For many years, Photoshop users and other graphics professionals have wanted proper support for 10-bits-per-channel video displays (also known as 30-bit when counting the three RGB channels together) on Macs. This isn’t about the file format, but the data path to the video monitor. The 8 bits per channel displays almost all of us use today may show banding when displaying gradients, especially in grayscale images, shadows, and in colors dominated by a single channel. That banding goes away on 10bpc displays because of the additional display levels available to each channel.
While 10bpc-capable displays, graphics cards, cables, and software (such as Photoshop) have been ready for some time, OS X itself has been the last missing piece everybody has been waiting for. Some developers earlier found clues in El Capitan that seemed to indicate 10-bpc display support, and now some users are finding that OS X is reporting 10 bits per channel from some Retina iMacs and Mac Pros, as in the following tweet is from Juergen Specht.

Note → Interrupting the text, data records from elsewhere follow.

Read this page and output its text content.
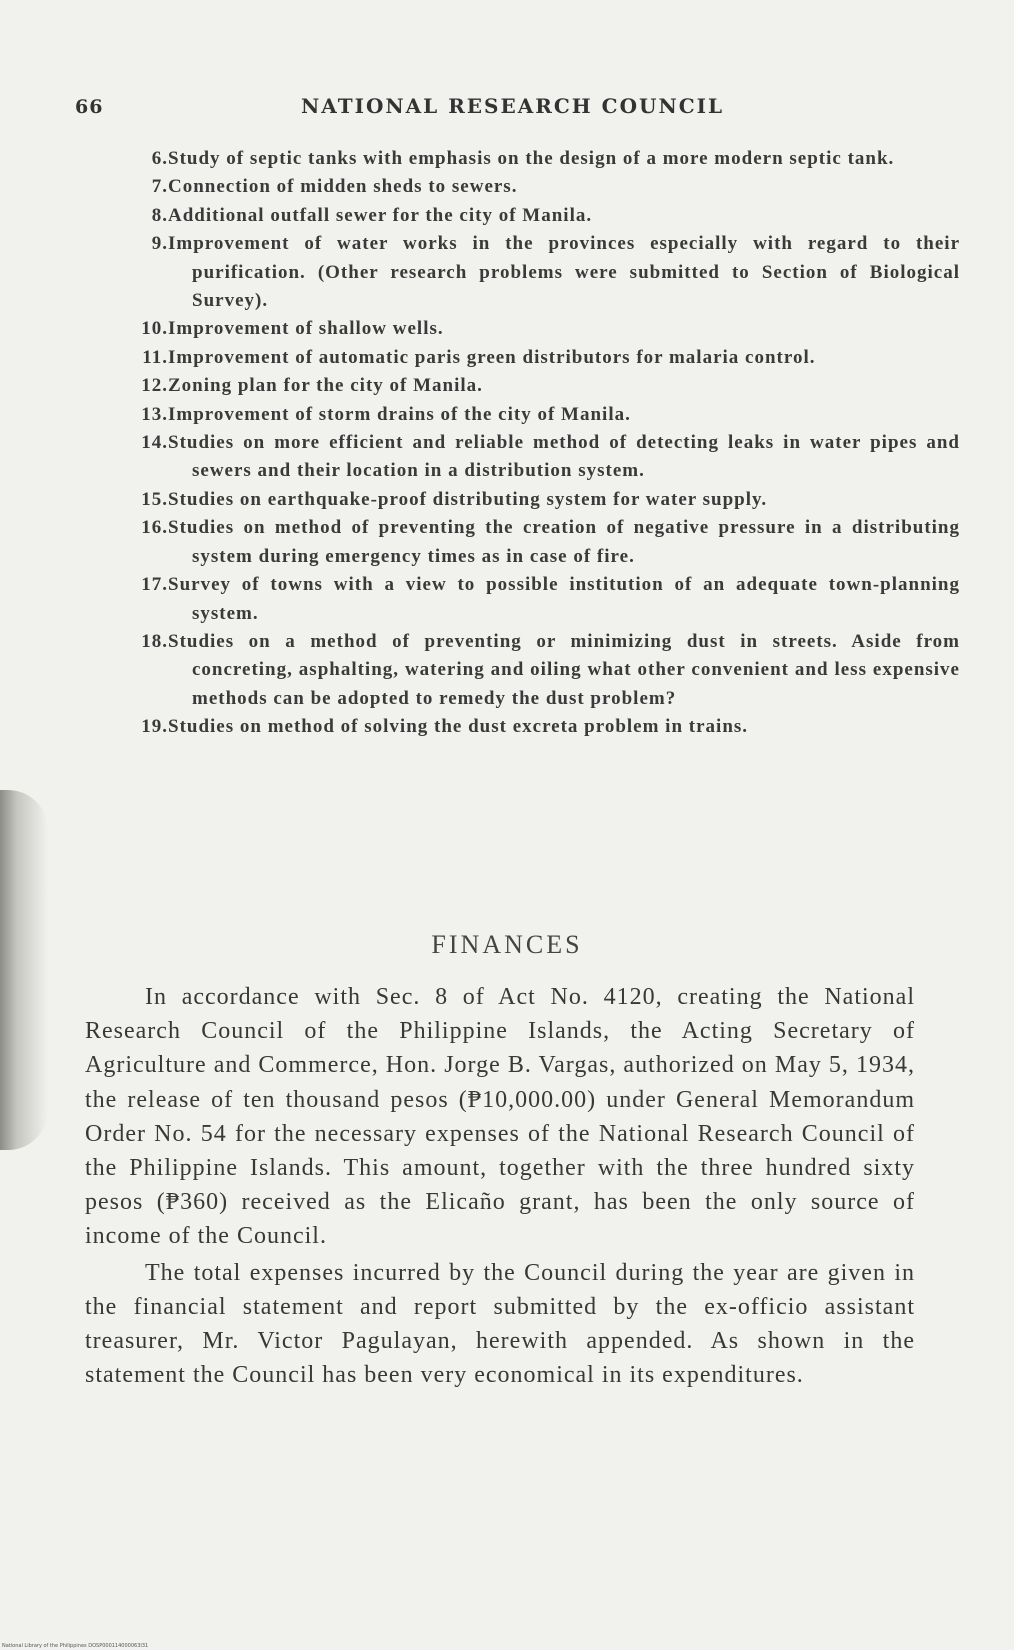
66	NATIONAL RESEARCH COUNCIL
6. Study of septic tanks with emphasis on the design of a more modern septic tank.
7. Connection of midden sheds to sewers.
8. Additional outfall sewer for the city of Manila.
9. Improvement of water works in the provinces especially with regard to their purification. (Other research problems were submitted to Section of Biological Survey).
10. Improvement of shallow wells.
11. Improvement of automatic paris green distributors for malaria control.
12. Zoning plan for the city of Manila.
13. Improvement of storm drains of the city of Manila.
14. Studies on more efficient and reliable method of detecting leaks in water pipes and sewers and their location in a distribution system.
15. Studies on earthquake-proof distributing system for water supply.
16. Studies on method of preventing the creation of negative pressure in a distributing system during emergency times as in case of fire.
17. Survey of towns with a view to possible institution of an adequate town-planning system.
18. Studies on a method of preventing or minimizing dust in streets. Aside from concreting, asphalting, watering and oiling what other convenient and less expensive methods can be adopted to remedy the dust problem?
19. Studies on method of solving the dust excreta problem in trains.
FINANCES

In accordance with Sec. 8 of Act No. 4120, creating the National Research Council of the Philippine Islands, the Acting Secretary of Agriculture and Commerce, Hon. Jorge B. Vargas, authorized on May 5, 1934, the release of ten thousand pesos (₱10,000.00) under General Memorandum Order No. 54 for the necessary expenses of the National Research Council of the Philippine Islands. This amount, together with the three hundred sixty pesos (₱360) received as the Elicaño grant, has been the only source of income of the Council.

The total expenses incurred by the Council during the year are given in the financial statement and report submitted by the ex-officio assistant treasurer, Mr. Victor Pagulayan, herewith appended. As shown in the statement the Council has been very economical in its expenditures.

National Library of the Philippines DOSP000114000063I31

— Juergen Specht (@askacto) October 24, 2015
It’s difficult to find detailed information about 30-bit color in OS X, such as the requirements to make it work. Apple doesn’t seem to have published anything about it.
Also, without mentioning it in their release notes, Adobe added a new “30 Bit Display” option in the Photoshop CC 2015.1 that came out on November 30, 2015. Photoshop users found the new option themselves and started talking about it online. You’ll find it in the Preferences dialog box; click the Performance tab and then click the Advanced Settings button, as seen in the next figure. This screen shot is from a 2011 15″ MacBook Pro with discrete GPU and the built-in display only; this surprised me because up until now I heard you had to have a very recent Mac to use 30-bit color. But there it is (click image to enlarge). I just turned it on, so I still need to see if it makes any difference in gradients on the MacBook Pro screen or my NEC PA272. I don’t expect it to make much difference on the old MacBook Pro screen.
Lloyd Chambers at Mac Performance Guide claims to have spoken with a contact at Adobe who said “Apple supports 30-bit output on iMac 5K under 10.11, while other devices get dithering with that option checked.” That raises the question of what OS X 30-bit color really does, especially with different combinations of graphics cards and displays. I wouldn’t expect my old MacBook Pro screen to do any better than dithered 30-bit.
Windows has technically supported 30-bit display color for some time, so I believe it was already possible to see the 30 Bit Display option in Windows. But I’ve been told that there are a number of technical constraints to get 30-bit color in Windows and so it isn’t necessarily enabled on a given Windows system or application (and usually, it probably isn’t enabled). Again, it’s hard to tell when it works and what it actually does.
I am not yet sure if Lightroom or Adobe Camera Raw support 30-bit color, though it is potentially just as useful in that software as it is in Photoshop.